Division of Pharmacology and Toxicology, College of Pharmacy, University of Texas at Austin, Austin, Texas, USA.
Program in Neuroscience, Florida State University, Tallahassee, Florida, USA.
Int J Eat Disord. 2024 Jul;57(7):1510-1517. doi: 10.1002/eat.24183. Epub 2024 Mar 6.
Binge-eating spectrum disorders (BESD) involve large eating episodes accompanied by a sense of loss of control that occur in individuals with body weights spanning the full body mass index (BMI) spectrum. While research links BESD with peripheral inflammation, this literature is limited by underpowered studies and a failure to control for confounding variables that could promote inflammation independent of dysregulated eating, specifically elevated body adiposity and depression. Our study examined plasma interleukin-6 (IL-6), a marker of peripheral inflammation, in a sample of women with BESD and non-eating disorder controls, controlling for BMI, body adiposity, and depression.

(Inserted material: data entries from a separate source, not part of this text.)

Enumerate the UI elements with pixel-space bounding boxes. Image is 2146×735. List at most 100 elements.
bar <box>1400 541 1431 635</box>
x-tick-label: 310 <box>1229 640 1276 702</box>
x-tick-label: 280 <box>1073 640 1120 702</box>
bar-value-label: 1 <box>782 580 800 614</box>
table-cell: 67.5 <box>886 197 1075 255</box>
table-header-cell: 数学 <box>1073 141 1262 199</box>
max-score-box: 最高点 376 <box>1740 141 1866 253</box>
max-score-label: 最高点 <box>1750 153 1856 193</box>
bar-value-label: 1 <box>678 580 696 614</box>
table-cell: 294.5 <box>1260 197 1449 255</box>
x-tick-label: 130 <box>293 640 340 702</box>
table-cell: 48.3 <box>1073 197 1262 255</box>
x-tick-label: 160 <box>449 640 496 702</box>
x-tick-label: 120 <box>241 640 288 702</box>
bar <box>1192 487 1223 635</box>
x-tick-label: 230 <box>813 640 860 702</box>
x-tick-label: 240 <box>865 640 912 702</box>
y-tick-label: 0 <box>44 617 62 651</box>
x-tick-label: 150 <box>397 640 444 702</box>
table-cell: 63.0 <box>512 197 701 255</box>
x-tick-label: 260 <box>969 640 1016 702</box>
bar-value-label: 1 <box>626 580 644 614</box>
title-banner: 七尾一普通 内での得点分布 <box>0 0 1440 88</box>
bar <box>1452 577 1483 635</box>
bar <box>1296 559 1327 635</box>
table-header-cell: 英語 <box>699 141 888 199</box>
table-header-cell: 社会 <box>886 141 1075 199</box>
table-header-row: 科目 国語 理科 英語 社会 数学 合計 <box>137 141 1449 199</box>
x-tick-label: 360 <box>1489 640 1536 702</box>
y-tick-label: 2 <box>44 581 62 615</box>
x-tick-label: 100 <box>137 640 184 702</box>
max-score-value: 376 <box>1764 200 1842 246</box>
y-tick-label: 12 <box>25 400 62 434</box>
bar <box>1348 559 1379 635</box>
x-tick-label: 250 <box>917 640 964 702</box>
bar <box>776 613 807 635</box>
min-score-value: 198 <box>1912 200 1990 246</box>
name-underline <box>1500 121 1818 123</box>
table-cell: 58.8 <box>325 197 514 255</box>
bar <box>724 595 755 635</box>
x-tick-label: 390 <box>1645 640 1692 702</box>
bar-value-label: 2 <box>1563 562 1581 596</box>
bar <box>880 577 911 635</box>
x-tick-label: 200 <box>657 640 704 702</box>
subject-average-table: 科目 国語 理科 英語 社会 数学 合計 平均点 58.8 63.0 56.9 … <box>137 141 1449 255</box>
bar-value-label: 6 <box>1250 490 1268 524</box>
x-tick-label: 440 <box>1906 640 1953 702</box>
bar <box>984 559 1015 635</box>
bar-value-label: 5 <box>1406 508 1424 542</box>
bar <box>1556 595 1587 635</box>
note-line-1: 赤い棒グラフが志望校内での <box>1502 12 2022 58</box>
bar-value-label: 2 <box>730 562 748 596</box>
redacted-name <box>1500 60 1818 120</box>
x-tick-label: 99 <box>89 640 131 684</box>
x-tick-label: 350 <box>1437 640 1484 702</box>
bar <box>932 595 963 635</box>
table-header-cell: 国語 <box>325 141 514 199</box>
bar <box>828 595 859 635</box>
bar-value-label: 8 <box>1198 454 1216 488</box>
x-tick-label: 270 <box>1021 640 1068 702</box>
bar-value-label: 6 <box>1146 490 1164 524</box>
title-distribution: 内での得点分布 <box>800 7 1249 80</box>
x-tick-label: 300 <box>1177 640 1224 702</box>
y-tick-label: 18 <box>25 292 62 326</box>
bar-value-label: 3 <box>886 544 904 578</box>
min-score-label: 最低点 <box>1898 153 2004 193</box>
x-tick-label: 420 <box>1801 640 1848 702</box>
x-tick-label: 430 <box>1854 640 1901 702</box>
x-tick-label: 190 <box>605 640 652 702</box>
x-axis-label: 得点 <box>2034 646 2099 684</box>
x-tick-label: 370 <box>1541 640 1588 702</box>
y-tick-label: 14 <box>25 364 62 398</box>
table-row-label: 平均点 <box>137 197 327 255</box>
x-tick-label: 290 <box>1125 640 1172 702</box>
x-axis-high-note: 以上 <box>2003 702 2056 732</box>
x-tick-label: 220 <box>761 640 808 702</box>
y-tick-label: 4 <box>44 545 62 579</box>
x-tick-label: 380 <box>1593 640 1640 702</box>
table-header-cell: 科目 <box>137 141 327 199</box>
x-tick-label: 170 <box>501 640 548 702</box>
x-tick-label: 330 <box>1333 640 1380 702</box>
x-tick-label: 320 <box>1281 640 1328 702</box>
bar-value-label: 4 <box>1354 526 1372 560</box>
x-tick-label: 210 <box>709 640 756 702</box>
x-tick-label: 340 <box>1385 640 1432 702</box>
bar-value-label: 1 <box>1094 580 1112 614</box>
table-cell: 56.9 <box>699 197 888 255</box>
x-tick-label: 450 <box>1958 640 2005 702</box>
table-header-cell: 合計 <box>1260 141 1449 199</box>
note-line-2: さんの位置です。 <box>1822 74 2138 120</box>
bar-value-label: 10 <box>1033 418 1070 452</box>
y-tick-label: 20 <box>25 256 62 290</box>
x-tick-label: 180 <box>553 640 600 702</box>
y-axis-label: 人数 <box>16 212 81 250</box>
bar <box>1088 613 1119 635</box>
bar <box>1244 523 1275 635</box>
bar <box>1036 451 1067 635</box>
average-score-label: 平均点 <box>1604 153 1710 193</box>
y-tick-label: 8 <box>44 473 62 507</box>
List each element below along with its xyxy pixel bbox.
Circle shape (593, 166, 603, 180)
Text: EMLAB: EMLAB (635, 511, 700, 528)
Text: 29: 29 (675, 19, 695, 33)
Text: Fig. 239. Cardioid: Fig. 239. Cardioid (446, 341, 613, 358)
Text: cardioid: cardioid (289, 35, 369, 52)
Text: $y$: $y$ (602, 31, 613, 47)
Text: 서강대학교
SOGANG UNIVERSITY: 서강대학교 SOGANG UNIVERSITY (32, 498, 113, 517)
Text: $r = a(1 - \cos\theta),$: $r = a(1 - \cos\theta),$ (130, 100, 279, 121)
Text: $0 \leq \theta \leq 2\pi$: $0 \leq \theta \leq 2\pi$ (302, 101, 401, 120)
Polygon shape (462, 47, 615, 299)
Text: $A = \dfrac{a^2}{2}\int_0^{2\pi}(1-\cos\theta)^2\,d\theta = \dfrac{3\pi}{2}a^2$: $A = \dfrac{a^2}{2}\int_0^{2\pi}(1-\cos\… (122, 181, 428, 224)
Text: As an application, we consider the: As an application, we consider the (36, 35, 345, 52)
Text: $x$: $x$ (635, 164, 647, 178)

Participants (N = 94) included women with BESD (n = 73) or no eating disorder (n = 21) who completed structured clinical interviews in a larger study, selected to represent BMI categories ranging from underweight to obese in both groups. Fasting blood samples were processed for plasma IL-6 concentration via enzyme-linked immunosorbent assays. In addition to assessing group differences in plasma IL-6, exploratory analyses examined associations between IL-6 and biological and clinical markers of BESD.
Significantly elevated plasma IL-6 was found in women with BESD, relative to controls, that was not accounted for by BMI, adiposity, or depression. Plasma IL-6 was positively correlated with plasma leptin concentration, clinical assessments of eating disorder severity, and participants' largest self-reported eating episode.
Peripheral inflammation is specifically linked to presence of dysregulated eating independently from weight, adiposity, and depression in BESD. Future research should probe the potential role of neuroinflammation in altered eating behavior.
This study provides the first demonstration that inflammation, characterized by elevated plasma IL-6 concentration, is uniquely associated with dysregulated eating in a transdiagnostic group of individuals with BESD. A better understanding of whether immune factors contribute to dysregulated eating could help identify novel biological targets for intervention.
暴食谱系障碍(BESD)涉及伴随失控感的大量进食发作,发生在体重横跨整个身体质量指数(BMI)谱的个体中。虽然研究将 BESD 与外周炎症联系起来,但该文献受到研究力量不足的限制,并且未能控制可能独立于饮食失调(特别是升高的身体肥胖和抑郁)促进炎症的混杂变量。我们的研究在患有 BESD 和无饮食障碍对照的女性样本中检查了血浆白细胞介素-6(IL-6),这是外周炎症的标志物,同时控制了 BMI、身体肥胖和抑郁。
参与者(N=94)包括患有 BESD(n=73)或无饮食障碍(n=21)的女性,她们在一项更大的研究中完成了结构化临床访谈,选择代表两组中从体重不足到肥胖的 BMI 类别。通过酶联免疫吸附试验处理空腹血液样本以测量血浆 IL-6 浓度。除了评估血浆 IL-6 组间差异外,探索性分析还检查了 IL-6 与 BESD 的生物学和临床标志物之间的关联。
与对照组相比,患有 BESD 的女性血浆 IL-6 水平显著升高,而 BMI、肥胖或抑郁并不能解释这一差异。血浆 IL-6 与血浆瘦素浓度、饮食障碍严重程度的临床评估以及参与者最大的自我报告的进食发作呈正相关。
外周炎症与 BESD 中独立于体重、肥胖和抑郁的饮食失调具体相关。未来的研究应该探究神经炎症在改变的进食行为中的潜在作用。
本研究首次证明,炎症表现为血浆 IL-6 浓度升高,与 BESD 中饮食失调的独特相关。更好地了解免疫因素是否有助于饮食失调,可以帮助确定新的干预生物学靶点。